= Joseph Wyeth =

Joseph Wyeth (1663–1731) was an English merchant and Quaker controversial writer.

==Life==
The son of Henry and Sarah Wyeth, he was born on 19 September 1663 in the parish of St Saviour, Southwark. He became a successful London merchant.

Wyeth died of fever on 9 January 1731, and was buried at the Park, Worcester Street, Southwark, on the 15th. His wife Margaret died at Tottenham, aged 76, on 13 September 1749, and was buried with her husband.

==Works==
Wyeth was the author of several controversial works. ‘Anguis Flagellatus: or a Switch for the Snake. Being an answer to the Third and Last Edition of the Snake in the Grass’ London, 1699, was a reply to Charles Leslie. To this a supplement was added by George Whitehead, to whose ‘Antidote against the Venom of the Snake in the Grass’ Wyeth had also written what he calls ‘An Appendix’ or sequel (published separately) entitled ‘Primitive Christianity continued in the Faith and Practice of the People called Quakers,’ London, 1698. Of all the attacks upon early quakerism, Leslie's ‘Snake in the Grass’ provoked the most replies. The ‘Switch’ was answered by Richard Mather, and ‘Primitive Christianity’ by Francis Bugg. Wyeth also contributed ‘An Answer to a Letter from Dr. Bray,’ London, 1700, and ‘Remarks on Dr. Bray's Memorial,’ London, 1701, to the opposition organised by the quakers against the establishment of a state church in Maryland, which Thomas Bray as commissary-general, succeeded in carrying through the English parliament in 1701.

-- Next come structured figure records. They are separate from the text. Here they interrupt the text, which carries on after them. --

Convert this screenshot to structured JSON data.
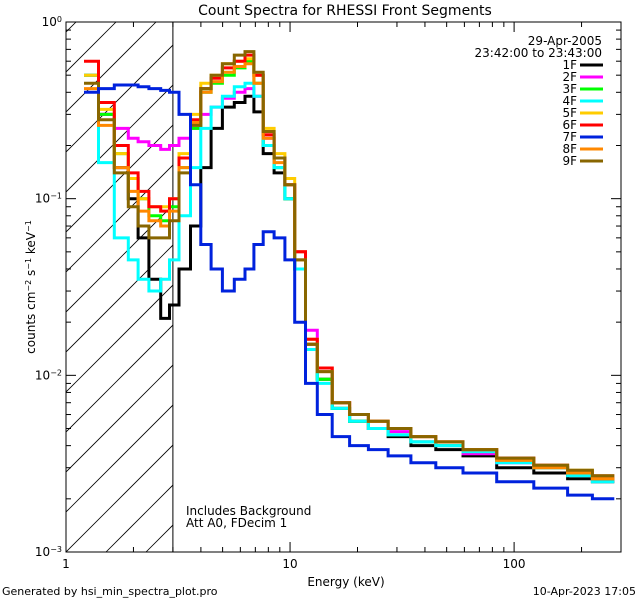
{
  "chart_data": {
    "type": "line",
    "title": "Count Spectra for RHESSI Front Segments",
    "xlabel": "Energy (keV)",
    "ylabel": "counts cm^-2 s^-1 keV^-1",
    "xscale": "log",
    "yscale": "log",
    "xlim": [
      1.0,
      300.0
    ],
    "ylim": [
      0.001,
      1.0
    ],
    "x_tick_labels": [
      "1",
      "10",
      "100"
    ],
    "y_tick_labels": [
      "10^0",
      "10^-1",
      "10^-2",
      "10^-3"
    ],
    "legend_position": "top-right",
    "date": "29-Apr-2005",
    "time_range": "23:42:00 to 23:43:00",
    "annotations": [
      "Includes Background",
      "Att A0, FDecim 1"
    ],
    "shaded_region": {
      "x_from": 1.0,
      "x_to": 3.0,
      "style": "diagonal-hatch"
    },
    "series": [
      {
        "name": "1F",
        "color": "#000000",
        "x": [
          1.3,
          1.5,
          1.8,
          2.0,
          2.2,
          2.5,
          2.8,
          3.0,
          3.4,
          3.8,
          4.2,
          4.7,
          5.3,
          6.0,
          6.6,
          7.2,
          8.0,
          9.0,
          10.0,
          11.0,
          12.5,
          14,
          17,
          20,
          25,
          30,
          40,
          50,
          70,
          100,
          150,
          200,
          250
        ],
        "y": [
          0.5,
          0.3,
          0.15,
          0.1,
          0.06,
          0.035,
          0.021,
          0.025,
          0.04,
          0.07,
          0.15,
          0.25,
          0.33,
          0.35,
          0.38,
          0.31,
          0.18,
          0.14,
          0.1,
          0.04,
          0.015,
          0.0095,
          0.0065,
          0.0055,
          0.005,
          0.0045,
          0.004,
          0.0038,
          0.0035,
          0.003,
          0.0028,
          0.0026,
          0.0025
        ]
      },
      {
        "name": "2F",
        "color": "#ff00ff",
        "x": [
          1.3,
          1.5,
          1.8,
          2.0,
          2.2,
          2.5,
          2.8,
          3.0,
          3.4,
          3.8,
          4.2,
          4.7,
          5.3,
          6.0,
          6.6,
          7.2,
          8.0,
          9.0,
          10.0,
          11.0,
          12.5,
          14,
          17,
          20,
          25,
          30,
          40,
          50,
          70,
          100,
          150,
          200,
          250
        ],
        "y": [
          0.5,
          0.3,
          0.25,
          0.22,
          0.21,
          0.2,
          0.19,
          0.2,
          0.22,
          0.25,
          0.3,
          0.33,
          0.37,
          0.4,
          0.42,
          0.38,
          0.22,
          0.17,
          0.12,
          0.05,
          0.018,
          0.011,
          0.007,
          0.006,
          0.005,
          0.0048,
          0.0042,
          0.004,
          0.0036,
          0.0032,
          0.003,
          0.0028,
          0.0027
        ]
      },
      {
        "name": "3F",
        "color": "#00ff00",
        "x": [
          1.3,
          1.5,
          1.8,
          2.0,
          2.2,
          2.5,
          2.8,
          3.0,
          3.4,
          3.8,
          4.2,
          4.7,
          5.3,
          6.0,
          6.6,
          7.2,
          8.0,
          9.0,
          10.0,
          11.0,
          12.5,
          14,
          17,
          20,
          25,
          30,
          40,
          50,
          70,
          100,
          150,
          200,
          250
        ],
        "y": [
          0.5,
          0.3,
          0.18,
          0.13,
          0.1,
          0.08,
          0.075,
          0.09,
          0.15,
          0.25,
          0.4,
          0.45,
          0.5,
          0.55,
          0.6,
          0.45,
          0.2,
          0.15,
          0.1,
          0.04,
          0.014,
          0.0095,
          0.0065,
          0.0055,
          0.005,
          0.0046,
          0.0042,
          0.004,
          0.0037,
          0.0033,
          0.003,
          0.0028,
          0.0026
        ]
      },
      {
        "name": "4F",
        "color": "#00ffff",
        "x": [
          1.3,
          1.5,
          1.8,
          2.0,
          2.2,
          2.5,
          2.8,
          3.0,
          3.4,
          3.8,
          4.2,
          4.7,
          5.3,
          6.0,
          6.6,
          7.2,
          8.0,
          9.0,
          10.0,
          11.0,
          12.5,
          14,
          17,
          20,
          25,
          30,
          40,
          50,
          70,
          100,
          150,
          200,
          250
        ],
        "y": [
          0.5,
          0.16,
          0.06,
          0.045,
          0.035,
          0.03,
          0.035,
          0.045,
          0.08,
          0.15,
          0.25,
          0.33,
          0.38,
          0.43,
          0.45,
          0.38,
          0.2,
          0.15,
          0.1,
          0.04,
          0.014,
          0.009,
          0.0065,
          0.0055,
          0.005,
          0.0046,
          0.0042,
          0.004,
          0.0037,
          0.0032,
          0.003,
          0.0027,
          0.0025
        ]
      },
      {
        "name": "5F",
        "color": "#ffcc00",
        "x": [
          1.3,
          1.5,
          1.8,
          2.0,
          2.2,
          2.5,
          2.8,
          3.0,
          3.4,
          3.8,
          4.2,
          4.7,
          5.3,
          6.0,
          6.6,
          7.2,
          8.0,
          9.0,
          10.0,
          11.0,
          12.5,
          14,
          17,
          20,
          25,
          30,
          40,
          50,
          70,
          100,
          150,
          200,
          250
        ],
        "y": [
          0.5,
          0.32,
          0.18,
          0.13,
          0.1,
          0.09,
          0.09,
          0.1,
          0.18,
          0.3,
          0.45,
          0.5,
          0.58,
          0.6,
          0.62,
          0.5,
          0.25,
          0.18,
          0.13,
          0.05,
          0.016,
          0.011,
          0.007,
          0.006,
          0.0055,
          0.005,
          0.0045,
          0.0042,
          0.0038,
          0.0034,
          0.0031,
          0.0029,
          0.0027
        ]
      },
      {
        "name": "6F",
        "color": "#ff0000",
        "x": [
          1.3,
          1.5,
          1.8,
          2.0,
          2.2,
          2.5,
          2.8,
          3.0,
          3.4,
          3.8,
          4.2,
          4.7,
          5.3,
          6.0,
          6.6,
          7.2,
          8.0,
          9.0,
          10.0,
          11.0,
          12.5,
          14,
          17,
          20,
          25,
          30,
          40,
          50,
          70,
          100,
          150,
          200,
          250
        ],
        "y": [
          0.6,
          0.35,
          0.2,
          0.14,
          0.11,
          0.09,
          0.085,
          0.1,
          0.17,
          0.28,
          0.42,
          0.48,
          0.55,
          0.6,
          0.65,
          0.5,
          0.23,
          0.17,
          0.12,
          0.05,
          0.016,
          0.011,
          0.007,
          0.006,
          0.0055,
          0.005,
          0.0045,
          0.0042,
          0.0038,
          0.0034,
          0.0031,
          0.0028,
          0.0026
        ]
      },
      {
        "name": "7F",
        "color": "#0022dd",
        "x": [
          1.3,
          1.5,
          1.8,
          2.0,
          2.2,
          2.5,
          2.8,
          3.0,
          3.4,
          3.8,
          4.2,
          4.7,
          5.3,
          6.0,
          6.6,
          7.2,
          8.0,
          9.0,
          10.0,
          11.0,
          12.5,
          14,
          17,
          20,
          25,
          30,
          40,
          50,
          70,
          100,
          150,
          200,
          250
        ],
        "y": [
          0.4,
          0.42,
          0.44,
          0.44,
          0.43,
          0.42,
          0.41,
          0.4,
          0.3,
          0.12,
          0.055,
          0.04,
          0.03,
          0.035,
          0.04,
          0.055,
          0.065,
          0.06,
          0.045,
          0.02,
          0.009,
          0.006,
          0.0045,
          0.004,
          0.0038,
          0.0035,
          0.0032,
          0.003,
          0.0028,
          0.0025,
          0.0023,
          0.0021,
          0.002
        ]
      },
      {
        "name": "8F",
        "color": "#ff8800",
        "x": [
          1.3,
          1.5,
          1.8,
          2.0,
          2.2,
          2.5,
          2.8,
          3.0,
          3.4,
          3.8,
          4.2,
          4.7,
          5.3,
          6.0,
          6.6,
          7.2,
          8.0,
          9.0,
          10.0,
          11.0,
          12.5,
          14,
          17,
          20,
          25,
          30,
          40,
          50,
          70,
          100,
          150,
          200,
          250
        ],
        "y": [
          0.42,
          0.26,
          0.15,
          0.11,
          0.085,
          0.075,
          0.07,
          0.085,
          0.15,
          0.27,
          0.4,
          0.46,
          0.52,
          0.56,
          0.58,
          0.45,
          0.22,
          0.16,
          0.12,
          0.045,
          0.015,
          0.0105,
          0.007,
          0.006,
          0.0055,
          0.005,
          0.0045,
          0.0042,
          0.0038,
          0.0033,
          0.003,
          0.0028,
          0.0026
        ]
      },
      {
        "name": "9F",
        "color": "#886600",
        "x": [
          1.3,
          1.5,
          1.8,
          2.0,
          2.2,
          2.5,
          2.8,
          3.0,
          3.4,
          3.8,
          4.2,
          4.7,
          5.3,
          6.0,
          6.6,
          7.2,
          8.0,
          9.0,
          10.0,
          11.0,
          12.5,
          14,
          17,
          20,
          25,
          30,
          40,
          50,
          70,
          100,
          150,
          200,
          250
        ],
        "y": [
          0.45,
          0.28,
          0.14,
          0.09,
          0.07,
          0.06,
          0.06,
          0.075,
          0.14,
          0.26,
          0.42,
          0.5,
          0.58,
          0.65,
          0.68,
          0.52,
          0.24,
          0.17,
          0.12,
          0.045,
          0.015,
          0.0105,
          0.007,
          0.006,
          0.0055,
          0.005,
          0.0045,
          0.0042,
          0.0038,
          0.0034,
          0.0031,
          0.0029,
          0.0027
        ]
      }
    ]
  },
  "footer": {
    "generated_by": "Generated by hsi_min_spectra_plot.pro",
    "timestamp": "10-Apr-2023 17:05"
  }
}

He was for twenty years a friend of Thomas Ellwood, whose ‘Life’ he prepared for the press, adding a supplement, preface, and bibliography to the first edition, 1714. For the preparation of this he reviewed many letters and documents which had formerly belonged to John Milton; the most important of them were afterwards published by John Nickolls, who had at one time been apprenticed to Wyeth.

He also published ‘The Athenian Society unvail'd, or their Ignorance and Envious Abusing of the Quakers detected and reprehended,’ London, 1692, and ‘A Vindication of W. P. from the Erronious [sic] and False Testimony of Thomas Budd. Being an Answer to a sheet of his entitled “A Testimony for Truth against Error,”’ London, 1697, supporting William Penn against Thomas Budd.